= Ella Heide =

Danish painter

Ella Christine Heide, née Brodersen, (24. November 1871 – 1956) was a Danish painter who from 1908 painted in Skagen in the far north of Jutland.

==Biography==
Born in Flensburg in 1871, she married Rolf Wilhelm Heide who owned the Kragelund Teglværk brick factory near Aarhus (divorced in 1909). She had two children, Margarite Ella (1893) and Ove (1896). In 1908, she arrived in Skagen where she painted many watercolours and oils of the traditional subjects and scenes.
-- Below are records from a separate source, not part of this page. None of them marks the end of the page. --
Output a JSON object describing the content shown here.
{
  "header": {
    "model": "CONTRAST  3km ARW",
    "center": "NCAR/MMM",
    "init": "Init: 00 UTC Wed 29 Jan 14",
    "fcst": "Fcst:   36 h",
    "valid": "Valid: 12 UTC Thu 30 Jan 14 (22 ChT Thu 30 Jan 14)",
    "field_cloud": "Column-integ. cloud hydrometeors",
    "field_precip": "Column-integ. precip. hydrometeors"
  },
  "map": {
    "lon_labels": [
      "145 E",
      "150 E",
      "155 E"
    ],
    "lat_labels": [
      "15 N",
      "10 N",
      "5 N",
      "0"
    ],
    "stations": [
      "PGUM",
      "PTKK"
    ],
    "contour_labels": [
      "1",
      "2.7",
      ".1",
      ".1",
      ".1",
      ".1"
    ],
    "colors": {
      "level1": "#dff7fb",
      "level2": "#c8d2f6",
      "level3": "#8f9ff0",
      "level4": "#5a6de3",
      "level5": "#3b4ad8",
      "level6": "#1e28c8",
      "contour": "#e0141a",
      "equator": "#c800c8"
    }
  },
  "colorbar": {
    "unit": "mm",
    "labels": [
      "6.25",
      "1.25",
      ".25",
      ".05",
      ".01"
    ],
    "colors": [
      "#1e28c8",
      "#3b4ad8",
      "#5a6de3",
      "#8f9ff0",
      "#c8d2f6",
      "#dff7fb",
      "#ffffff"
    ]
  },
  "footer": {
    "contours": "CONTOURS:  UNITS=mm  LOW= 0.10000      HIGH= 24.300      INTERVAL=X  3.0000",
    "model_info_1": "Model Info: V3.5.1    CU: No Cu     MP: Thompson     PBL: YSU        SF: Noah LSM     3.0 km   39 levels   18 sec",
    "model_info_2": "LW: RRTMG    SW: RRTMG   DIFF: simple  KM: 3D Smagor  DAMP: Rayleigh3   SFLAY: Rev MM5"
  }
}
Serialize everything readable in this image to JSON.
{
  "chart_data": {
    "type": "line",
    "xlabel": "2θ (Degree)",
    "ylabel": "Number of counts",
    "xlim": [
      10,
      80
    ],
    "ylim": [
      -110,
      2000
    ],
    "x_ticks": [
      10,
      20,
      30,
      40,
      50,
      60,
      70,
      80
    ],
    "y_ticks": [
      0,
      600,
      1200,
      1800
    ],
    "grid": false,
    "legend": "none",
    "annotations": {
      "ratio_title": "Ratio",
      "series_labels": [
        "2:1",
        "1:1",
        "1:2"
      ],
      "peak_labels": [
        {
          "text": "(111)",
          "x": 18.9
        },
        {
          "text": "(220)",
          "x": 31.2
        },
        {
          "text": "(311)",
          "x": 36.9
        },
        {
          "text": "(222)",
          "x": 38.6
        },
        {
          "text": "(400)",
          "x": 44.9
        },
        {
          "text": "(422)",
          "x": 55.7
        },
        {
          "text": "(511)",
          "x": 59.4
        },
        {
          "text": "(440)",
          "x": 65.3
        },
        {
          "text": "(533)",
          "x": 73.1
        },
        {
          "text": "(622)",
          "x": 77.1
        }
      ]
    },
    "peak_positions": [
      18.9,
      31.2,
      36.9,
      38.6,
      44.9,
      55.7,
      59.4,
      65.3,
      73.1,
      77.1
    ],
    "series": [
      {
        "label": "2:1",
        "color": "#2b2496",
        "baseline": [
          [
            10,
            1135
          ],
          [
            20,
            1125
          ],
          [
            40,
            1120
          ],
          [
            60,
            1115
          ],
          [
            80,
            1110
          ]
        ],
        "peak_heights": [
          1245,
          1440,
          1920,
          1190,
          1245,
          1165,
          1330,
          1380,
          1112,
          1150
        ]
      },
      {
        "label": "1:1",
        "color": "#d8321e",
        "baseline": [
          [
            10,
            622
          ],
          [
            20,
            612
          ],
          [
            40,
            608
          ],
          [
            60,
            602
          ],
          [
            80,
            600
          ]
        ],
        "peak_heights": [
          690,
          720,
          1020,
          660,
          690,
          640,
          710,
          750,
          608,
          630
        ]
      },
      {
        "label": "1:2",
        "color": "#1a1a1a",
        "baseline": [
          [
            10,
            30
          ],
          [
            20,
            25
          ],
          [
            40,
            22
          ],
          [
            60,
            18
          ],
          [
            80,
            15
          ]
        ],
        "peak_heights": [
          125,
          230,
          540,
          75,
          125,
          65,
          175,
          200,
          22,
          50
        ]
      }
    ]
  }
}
She returned every summer, staying first with the Holst sisters on Søndervej.

Ella Heide's brother, Johan Friedrich Brodersen (or just 'Hans' among family and friends), had moved to Skagen with his family in 1896. As a key member of the local authority, in 1903 he built the White House (det Hvide Hus) which became a favourite gathering spot for members of the Skagen Painters including Holger Drachmann and P.S. Krøyer.

Heide started to paint in Skagen at the very end of the period enjoyed by the well-known Skagen Painters. Holger Drachmann died in 1908 and P.S. Krøyer in 1909. She therefore belonged to the younger generation of painters in Skagen which included Jørgen Aabye, Johannes Wilhjelm, Frederik Lange, and Tupsy and Gad Frederik Clement, none of whom achieved the same notability as the former group. Among her paintings of Skagen are Saxilds gård set fra havesiden. Anchers hus i baggrunden, Hvide hus, and P.S. Krøyers Hus i Skagen (1938), Parti fra Skagen (1939), Den tilsandede kirke, Parti fra Gammel Skagen, Det Blå Hus. Many other examples of her work can be seen at art dealers' sites. On the occasion of her 70th birthday in 1941, the local newspaper Vendsyssel Tidende reported on the wide recognition she had received from the local community, most of whom had her pictures hanging in their homes.